Medicare Compliance & Reimbursement

Medical Review:

Denial Rates For Long-Stay Patients On The Rise

Ensure that your documentation for patients living longer than the six-month prognosis stands up to scrutiny.

With Medicare clamping down on payments for long-stay hospice patients, you need to figure what when your patient no longer qualifies for the terminal diagnosis before an edit hits you and you are faced with a denial.

Examples: Home Health & Hospice Medicare Administrative Contractor CGS has revealed the results of two edits of long-stay patients. Under edit topic code 5037T, CGS reviewed claims for hospice patients with lengths of stay greater than 730 days and denied 81 percent of reviewed claims. Under edit topic code 5048T, CGS reviewed claims for hospice patients with LOS greater than 999 days and denied a whopping 97 percent of claims.

The stats suggest that medical reviewers are getting tougher on long-stay patient claims. The denial rates are up from 69 and 73 percent from the year-ago time period, respectively, CGS reports.

"The majority of the denials received by providers were related to the six-month [180 days] terminal prognosis not being supported in the documentation," CGS says in its provider newsletter. "Documentation is essential in supporting the beneficiary meets this prognosis, especially for patients that have remained on the hospice benefit for an extended length of time, or those patients that have chronic illnesses or general decline."

Remember: "These diagnoses alone may not support a six-month or less life expectancy, and documentation is dependent upon showing why the patient is hospice appropriate," CGS tells providers.

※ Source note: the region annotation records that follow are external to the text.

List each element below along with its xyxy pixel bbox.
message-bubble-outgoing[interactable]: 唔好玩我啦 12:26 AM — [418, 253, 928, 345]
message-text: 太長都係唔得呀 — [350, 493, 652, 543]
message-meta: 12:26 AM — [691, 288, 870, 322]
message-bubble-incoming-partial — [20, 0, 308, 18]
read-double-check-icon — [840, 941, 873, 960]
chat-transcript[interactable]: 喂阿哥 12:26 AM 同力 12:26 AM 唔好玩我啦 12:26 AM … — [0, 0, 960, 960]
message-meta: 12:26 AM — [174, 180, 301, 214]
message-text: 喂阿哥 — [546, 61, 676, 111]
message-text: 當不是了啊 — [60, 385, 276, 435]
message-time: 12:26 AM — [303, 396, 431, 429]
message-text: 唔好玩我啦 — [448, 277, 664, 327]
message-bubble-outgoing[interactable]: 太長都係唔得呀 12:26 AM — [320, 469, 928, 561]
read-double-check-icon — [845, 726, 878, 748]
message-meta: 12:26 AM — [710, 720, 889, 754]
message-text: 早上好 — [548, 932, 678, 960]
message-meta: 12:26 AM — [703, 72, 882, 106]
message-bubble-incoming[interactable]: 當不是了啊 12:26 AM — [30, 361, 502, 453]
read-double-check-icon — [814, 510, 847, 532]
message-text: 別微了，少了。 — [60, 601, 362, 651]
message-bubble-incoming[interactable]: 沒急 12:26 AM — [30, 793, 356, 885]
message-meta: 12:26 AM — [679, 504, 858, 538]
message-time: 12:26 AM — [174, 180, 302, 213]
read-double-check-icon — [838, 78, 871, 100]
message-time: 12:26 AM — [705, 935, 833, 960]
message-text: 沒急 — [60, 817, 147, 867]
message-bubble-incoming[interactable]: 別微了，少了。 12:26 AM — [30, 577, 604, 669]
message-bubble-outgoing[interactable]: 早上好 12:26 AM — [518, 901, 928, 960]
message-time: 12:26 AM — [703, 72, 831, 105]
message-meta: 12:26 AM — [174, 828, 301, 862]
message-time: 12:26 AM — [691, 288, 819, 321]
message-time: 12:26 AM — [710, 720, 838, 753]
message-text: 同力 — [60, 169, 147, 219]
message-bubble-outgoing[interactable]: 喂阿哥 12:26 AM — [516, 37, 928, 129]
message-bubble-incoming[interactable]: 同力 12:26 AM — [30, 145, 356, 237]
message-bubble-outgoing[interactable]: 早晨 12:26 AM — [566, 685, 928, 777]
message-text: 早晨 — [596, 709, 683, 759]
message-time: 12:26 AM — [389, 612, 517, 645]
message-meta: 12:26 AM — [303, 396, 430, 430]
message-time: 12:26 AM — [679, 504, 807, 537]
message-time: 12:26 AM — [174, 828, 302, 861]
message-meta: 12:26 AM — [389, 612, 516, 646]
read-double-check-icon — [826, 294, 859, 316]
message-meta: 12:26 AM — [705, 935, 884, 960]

Figuring out when a long-stay patient no longer qualifies can be tricky. But "if a patient improves or stabilizes sufficiently over time while in hospice such that he/she no longer has a prognosis of six months or less from the most recent recertification evaluation or definitive interim evaluation, that patient should be considered for discharge from the Medicare hospice benefit," says CGS's Local Coverage Determination (LCD), "Determining Terminal Status" (L32015).

Hospices protest that patients end up being penalized for stabilizing under hospice care. But "such patients can be re-enrolled for a new benefit period when a decline in their clinical status is such that their life expectancy is again six months or less," CGS says in the LCD.

Not all patients who stabilize need to be discharged, however, the LCD allows. "Patients in the terminal stage of their illness who originally qualify for the Medicare hospice benefit but stabilize or improve while receiving hospice care, yet have a reasonable expectation of continued decline for a life expectancy of less than six months, remain eligible for hospice care."